Kathleen Kane: Fracking company to pay $400K over wastewater leak

Source: Morning Call (Allentown, PA), August 5, 2016
Posted on: http://www.advisen.com

A subsidiary of ExxonMobil will pay a $400,000 fine to end a pending criminal trial alleging it intentionally and illegally polluted a Susquehanna River tributary with gas-drilling wastewater, authorities said Thursday.
Attorney General Kathleen Kane’s office announced the settlement to end the 2-year-old case against XTO Energy. The court-approved deal calls for XTO to pay a $300,000 civil penalty to the state Department of Environmental Protection and $100,000 to the Susquehanna Greenway Partnership for environmental projects in the Lycoming County area. The settlement also calls for the company to enter a court program requiring it to comply with strict environmental standards.
“This settlement will result in additional oversight over a company that was allegedly responsible for discharging thousands of gallons of fracking wastewater into the environment,” Kane said in a statement.
Lycoming County has been a hotbed of gas drilling in the Marcellus Shale.

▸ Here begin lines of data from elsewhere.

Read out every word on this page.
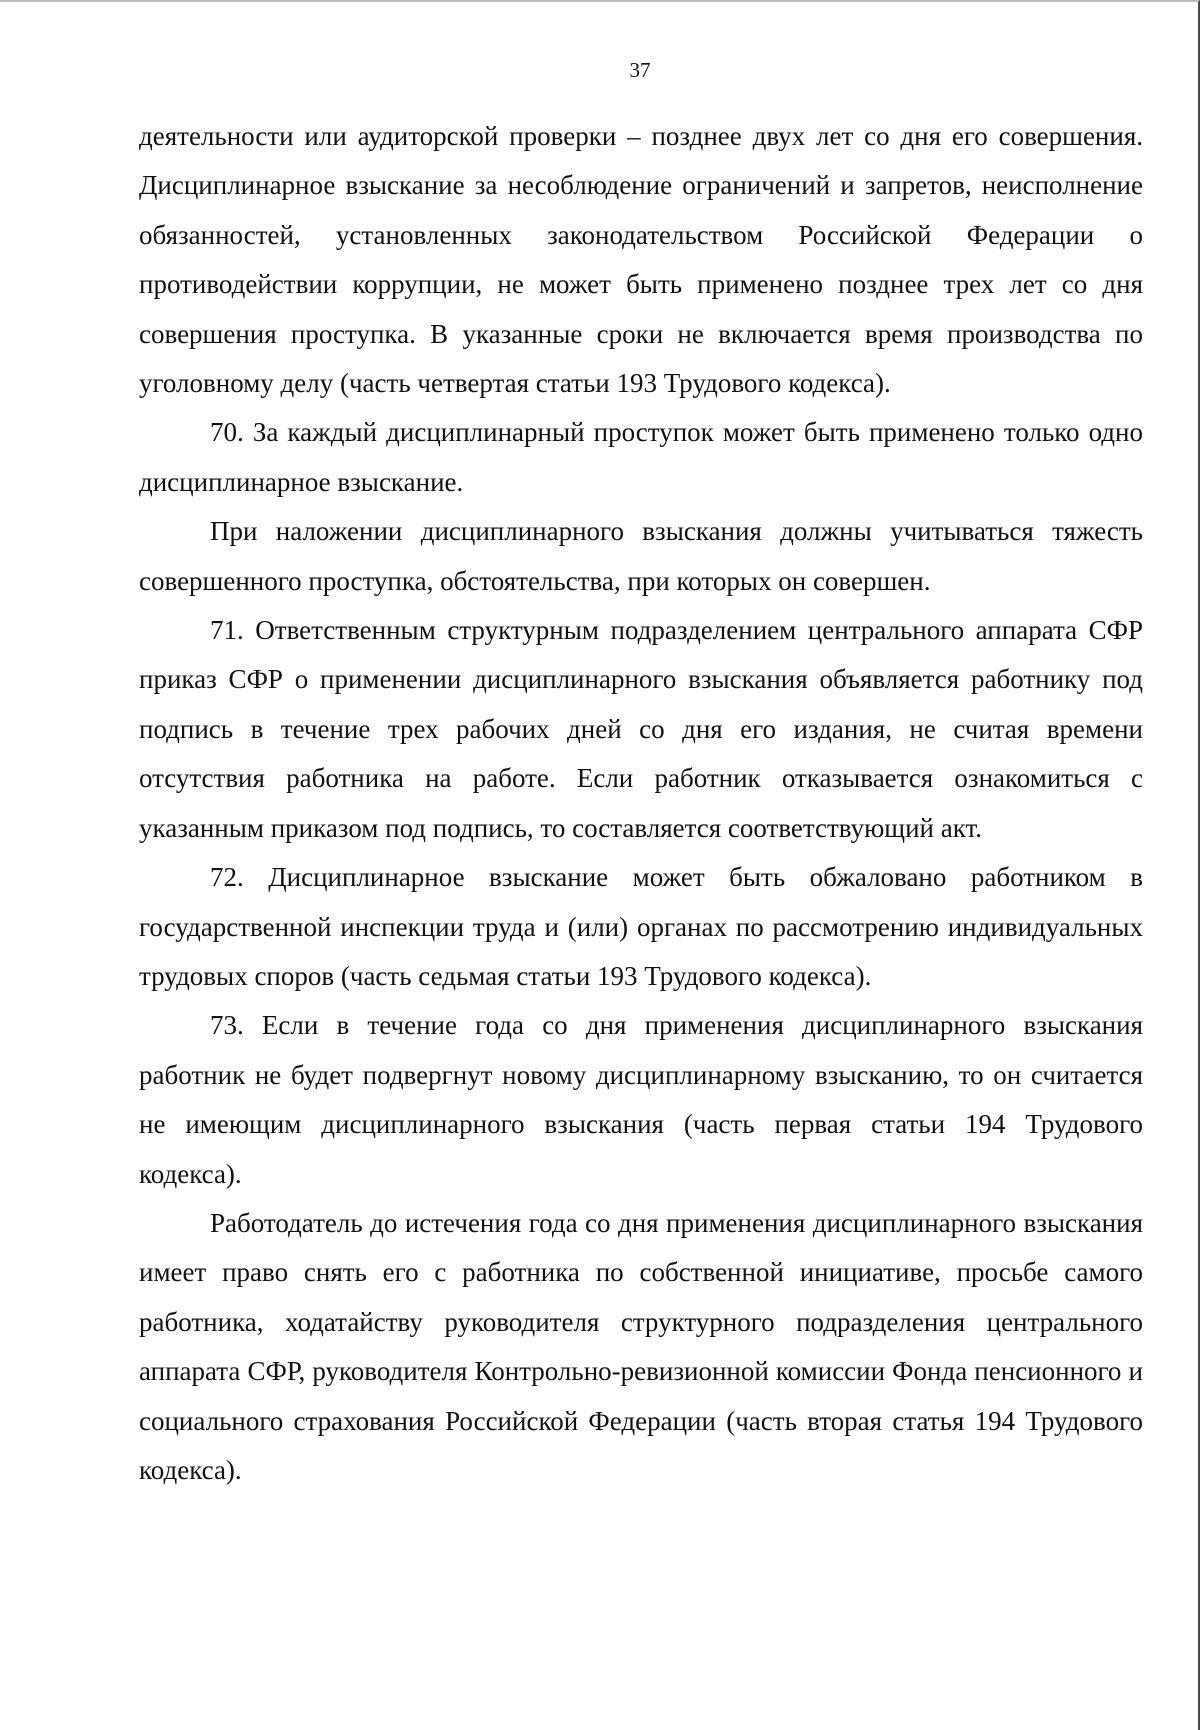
37

деятельности или аудиторской проверки – позднее двух лет со дня его совершения. Дисциплинарное взыскание за несоблюдение ограничений и запретов, неисполнение обязанностей, установленных законодательством Российской Федерации о противодействии коррупции, не может быть применено позднее трех лет со дня совершения проступка. В указанные сроки не включается время производства по уголовному делу (часть четвертая статьи 193 Трудового кодекса).

70. За каждый дисциплинарный проступок может быть применено только одно дисциплинарное взыскание.

При наложении дисциплинарного взыскания должны учитываться тяжесть совершенного проступка, обстоятельства, при которых он совершен.

71. Ответственным структурным подразделением центрального аппарата СФР приказ СФР о применении дисциплинарного взыскания объявляется работнику под подпись в течение трех рабочих дней со дня его издания, не считая времени отсутствия работника на работе. Если работник отказывается ознакомиться с указанным приказом под подпись, то составляется соответствующий акт.

72. Дисциплинарное взыскание может быть обжаловано работником в государственной инспекции труда и (или) органах по рассмотрению индивидуальных трудовых споров (часть седьмая статьи 193 Трудового кодекса).

73. Если в течение года со дня применения дисциплинарного взыскания работник не будет подвергнут новому дисциплинарному взысканию, то он считается не имеющим дисциплинарного взыскания (часть первая статьи 194 Трудового кодекса).

Работодатель до истечения года со дня применения дисциплинарного взыскания имеет право снять его с работника по собственной инициативе, просьбе самого работника, ходатайству руководителя структурного подразделения центрального аппарата СФР, руководителя Контрольно-ревизионной комиссии Фонда пенсионного и социального страхования Российской Федерации (часть вторая статья 194 Трудового кодекса).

To get the gas, wells are drilled horizontally deep underground and a mix of chemicals, sand and water are used in the extraction process. Companies are required to contain the waste byproduct in containers as prescribed by state and federal law.
The XTO spill occurred in 2010 and was discovered by a DEP inspector, court records state. The inspector noticed a valve had been removed on several storage tanks, allowing wastewater to kill vegetation as it flowed into a small stream, court records state.
Kane launched a grand jury investigation after taking office in 2013. The grand jury found that between Nov. 12, 2010 and Nov. 16, 2010, more than 93,000 gallons of wastewater was transported to and stored at XTO’s Marquardt site in Lycoming County. An undetermined amount of wastewater leaked at the site, requiring 3,000 tons of contaminated soil to be removed.
The company was charged with violating state and federal clean water and solid waste laws. The company also was charged by federal authorities and paid a $100,000 fine to the Environmental Protection Agency.
The state settlement also calls for XTO to maintain compliance with a federal consent decree that it reached in 2013 with EPA and the U.S. Department of Justice. The decree called for several reforms, including the requirement that XTO spend an estimated $20 million on a plan to reform its wastewater management practices.
“This is an important step toward accountability, and we will continue to pursue prosecutions against companies and individuals who pollute the environment,” Kane said.